Together with the Kadarist repression, it was the relentlessness of the Kremlin that crushed the working class. For Moscow, it was certainly necessary to pull into line its satellites and their aspirations for independence. However, more important still, they had to eradicate the spectre of the proletarian threat and its symbol, the workers’ councils. This is why the Titos, Maos and the Stalinists of the whole world gave their unconditional support to the Kremlin’s line.

The bloc of the great democracies also gave their full agreement to the repression. The American ambassador in Moscow, Charles Bohlen, tells in his memoirs that on 29th October 1956, the secretary of state, John Foster Dulles, delivered him an urgent message for the Soviet leaders, Krushchev, Zhukov and Bulganin, Dulles was to tell the leaders of the USSR that the United States did not consider Hungary or any other satellite to be a possible military ally. In other words, “Gentlemen you are the masters in your own house, it is up to you to clean up.”

Contrary to all the lies that the bourgeoisie has continued to heap on the memory of the 1956 insurrection in Hungary, what took place was a workers’ struggle against capitalist exploitation. Certainly the period was not a propitious one. The whole working class was no longer directed towards the perspective of an international revolutionary wave as in 1917-23, which had produced the shortlived Hungarian Republic of Councils in March 1919. For this reason the Hungarian workers could not clearly raise the need to destroy capitalism and to take power. This explains their failure to understand the highly political and subversive nature of the councils that they had produced in their struggle. Nevertheless, what was so courageously demonstrated by the revolt of the Hungarian workers and their organising themselves into councils, was the revolutionary nature of the proletariat. They reaffirmed the historic role of the proletariat as Tibor Szamuelly[7] formulated it in 1919: “Our aim and our task is the destruction of capitalism”.

Jude


[1] Former military chief of Hungary and dictator (regent for life) from 1920 to 1944. 

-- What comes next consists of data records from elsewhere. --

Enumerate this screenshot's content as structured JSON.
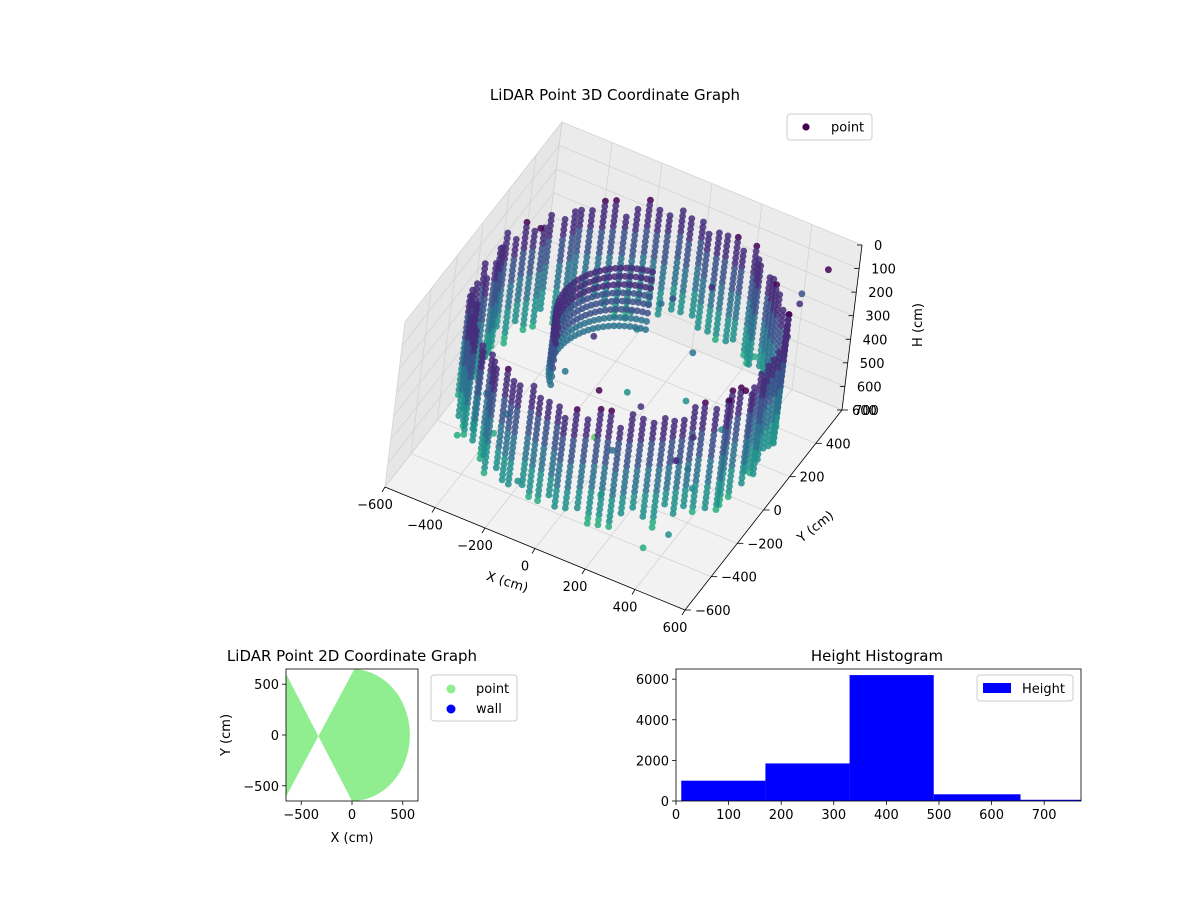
{
  "chart_data": [
    {
      "type": "scatter",
      "projection": "3d",
      "title": "LiDAR Point 3D Coordinate Graph",
      "xlabel": "X (cm)",
      "ylabel": "Y (cm)",
      "zlabel": "H (cm)",
      "xlim": [
        -600,
        600
      ],
      "ylim": [
        -600,
        600
      ],
      "zlim": [
        0,
        700
      ],
      "z_inverted": true,
      "x_ticks": [
        -600,
        -400,
        -200,
        0,
        200,
        400,
        600
      ],
      "y_ticks": [
        -600,
        -400,
        -200,
        0,
        200,
        400,
        600
      ],
      "z_ticks": [
        0,
        100,
        200,
        300,
        400,
        500,
        600,
        700
      ],
      "legend": {
        "placement": "top-right",
        "entries": [
          "point"
        ]
      },
      "colormap": [
        "#440154",
        "#472d7b",
        "#3b528b",
        "#2c728e",
        "#21918c",
        "#28ae80",
        "#5ec962"
      ],
      "grid": true,
      "series": [
        {
          "name": "point",
          "description_shape": "cylindrical wall of points around origin, radius about 550 cm, heights 100-600 cm, with scattered outliers",
          "wall_radius": 550,
          "wall_height_range": [
            100,
            600
          ]
        }
      ]
    },
    {
      "type": "scatter",
      "title": "LiDAR Point 2D Coordinate Graph",
      "xlabel": "X (cm)",
      "ylabel": "Y (cm)",
      "xlim": [
        -650,
        650
      ],
      "ylim": [
        -650,
        650
      ],
      "x_ticks": [
        -500,
        0,
        500
      ],
      "y_ticks": [
        -500,
        0,
        500
      ],
      "legend": {
        "placement": "outside-right",
        "entries": [
          "point",
          "wall"
        ]
      },
      "series": [
        {
          "name": "point",
          "color": "#90ee90"
        },
        {
          "name": "wall",
          "color": "#0000ff"
        }
      ]
    },
    {
      "type": "bar",
      "subtype": "histogram",
      "title": "Height Histogram",
      "xlabel": "",
      "ylabel": "",
      "xlim": [
        0,
        770
      ],
      "ylim": [
        0,
        6500
      ],
      "x_ticks": [
        0,
        100,
        200,
        300,
        400,
        500,
        600,
        700
      ],
      "y_ticks": [
        0,
        2000,
        4000,
        6000
      ],
      "legend": {
        "placement": "top-right",
        "entries": [
          "Height"
        ]
      },
      "color": "#0000ff",
      "series": [
        {
          "name": "Height",
          "bins": [
            {
              "from": 10,
              "to": 170,
              "count": 1000
            },
            {
              "from": 170,
              "to": 330,
              "count": 1850
            },
            {
              "from": 330,
              "to": 490,
              "count": 6200
            },
            {
              "from": 490,
              "to": 655,
              "count": 330
            },
            {
              "from": 655,
              "to": 770,
              "count": 60
            }
          ]
        }
      ]
    }
  ]
}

[2]  Secretary general of the Communist Party of Hungary (KPU) and first minister after 1952.

[3] A leader of the NKVD in Spain, Enrö Gerö in July 1937 organised the kidnap and  assassination of Erwin Wolf, a close collaborator of Trotsky. He returned to Hungary in 1945 to continue his work as a Stalinist butcher in the position of General Secretary of the Hungarian Communist Party. 

[4] Russian word designating the same phenomenon of forcing work rates to the extreme.

[5] Sandor Kopacsi, In the name of the working class. 

[6]  On 13 June 1953, in framework of destalinisation, Nagy replaced Matyas Rakosi as first minister.  Despite advocating the idea of a “national and human socialism”, the struggle for power re-emerged inside the party and it was the Stalinist group of his predecessor Rakosi which prevailed.  Imry Nagy was relieved of his functions on 14 April 1955 by the leadership of the Hungarian Communist Party and was some months later excluded from the party.

[7] A leading figure in the Hungarian workers movement, Tibor Szamuelly was the ardent proponent for the creation of a Unitary Communist Party regrouping Marxists and Anarchists, which finally saw the light of day in November 1918. Its programme was the dictatorship of the proletariat. As a passionate defender of the revolution in Hungary he was executed by counter-revolutionary forces in August 1919.